Projekt über den gesunden Menschenverstand

Die argentinisch-schweizerische Ko-Theaterproduktion “CMMN SNS PRJCT” gastiert – zum Glück – erneut in Argentinien

Von Mirka Borchardt

Der gesunde Menschenverstand ist eine praktische Sache: Er sagt uns, wie wir uns in bestimmten Situationen verhalten sollten, ohne dass wir lange darüber nachdenken müssten: eine internalisierte Handlungsanweisung, die das Leben erleichtert. Aber ist der gesunde Menschenverstand wirklich verständig, ist er tatsächlich gesund? Ist es beispielweise sinnvoll, Schulden zu bezahlen, indem man mehr Schulden macht? Warum gibt es Bücher und Filme, die “man kennen muss”, und andere, die man offensichtlich nicht kennen muss? Warum definieren wir Eigentum so wie wir es tun, und nicht anders?

Es sind solcher rhetorischen Fragen einige, die Laura Kalauz und Ignacio Sánchez Mestre bei ihrer theatralischen Inszenierung “CMMN SNS PRJCT” in den Raum stellen, ohne sie zu beantworten. Oder besser gesagt: Sie stellen diese Fragen nicht, der Zuschauer stellt sie sich selbst, während er ihnen zuschaut, er stellt sie sich ganz automatisch, so wie er automatisch die fehlenden Vokale ergänzt, wenn er “CMMN SNS PRJCT” liest: “Common Sense Project”, Projekt des gesunden Menschenverstandes.

Die Darsteller geben in diesem Projekt nur die Denkanstöße, mit Hilfe einer Reihe von Materialien, Statistiken, politischen und philosophischen Theorien, Fragmenten zeitgenössischer Tanzchoreographien und Spielen; das Ganze zu einem runden Konzept auszubauen, bleibt dem Zuschauer überlassen. So wie es ihm überlassen bleibt, die Fragen zu beantworten. Ist der Krieg eine Choreographie? Wieso hat Lauras linke Hand keine Minderwertigkeitskomplexe gegenüber der rechten? Wäre das Publikum eine repräsentative Abbildung der Erdbevölkerung, wie viele Zuschauer wären unterernährt?

Ohne offensichtlichen Zusammenhang wechseln die beiden Darsteller von einem Thema zum anderen, aber es wirkt, als läge dem ein verborgenes rhythmisches Konzept zugrunde (obwohl die permanente Fahrstuhlmusik im Hintergrund jeder Rhythmik entbehrt), so dass es am Ende scheint, als hätte (fast) jede Absonderlichkeit dieser Welt, in der wir leben, Erwähnung gefunden. Ohne dass freilich Alternativen angeboten würden: Denkanstöße ohne neue Denkansätze, so könnte eine passende Kurzbeschreibung der Inszenierung lauten. Trotzdem: Als am Ende die Bilanz des Abends gezogen wird und 120 Pesos übrigbleiben, stimmt das Publikum mit überwältigender Mehrheit dafür, sie den beiden Künstlern zu überlassen (anstatt sie zu verbrennen, wie einer der vielen Alternativvorschläge lautet). Zu Recht.

Weitere Aufführungen: 24. Februar, 2. und 9. März, 23 Uhr, im Theater La Carpintería, Jean Jaures 858. Eintritt 50 Pesos, für Studenten und Rentner 40 Pesos.
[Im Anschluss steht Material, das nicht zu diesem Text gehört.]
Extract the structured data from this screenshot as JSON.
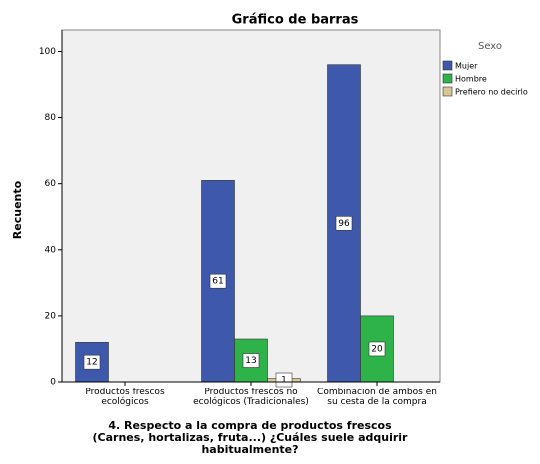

“CMMN SNS PRJCT” wurde von der in der Schweiz lebenden Argentinierin Laura Kalauz gemeinsam mit dem Schweizer Performance-Künstler Martin Schick erarbeitet. Bei den momentanen Auftritten in Buenos Aires schlüpft der argentinische Schauspieler Ignacio Sánchez Mestre in die Rolle Schicks. “CMMN SNS PRJCT” wurde im März 2011 in Berlin uraufgeführt und dann in Hamburg, Düsseldorf, Wien, Zürich und Buenos Aires gezeigt. Für 2012 ist nach dem Gastspiel in Buenos Aires eine Tour nach Shanghai und Beijing, China, und in die europäischen Städte Oslo, Gent, Brüssel, Bern, Fribourg, Paris, Amsterdam, Straßburg, München sowie Fellin und Wesenberg in Estland vorgesehen.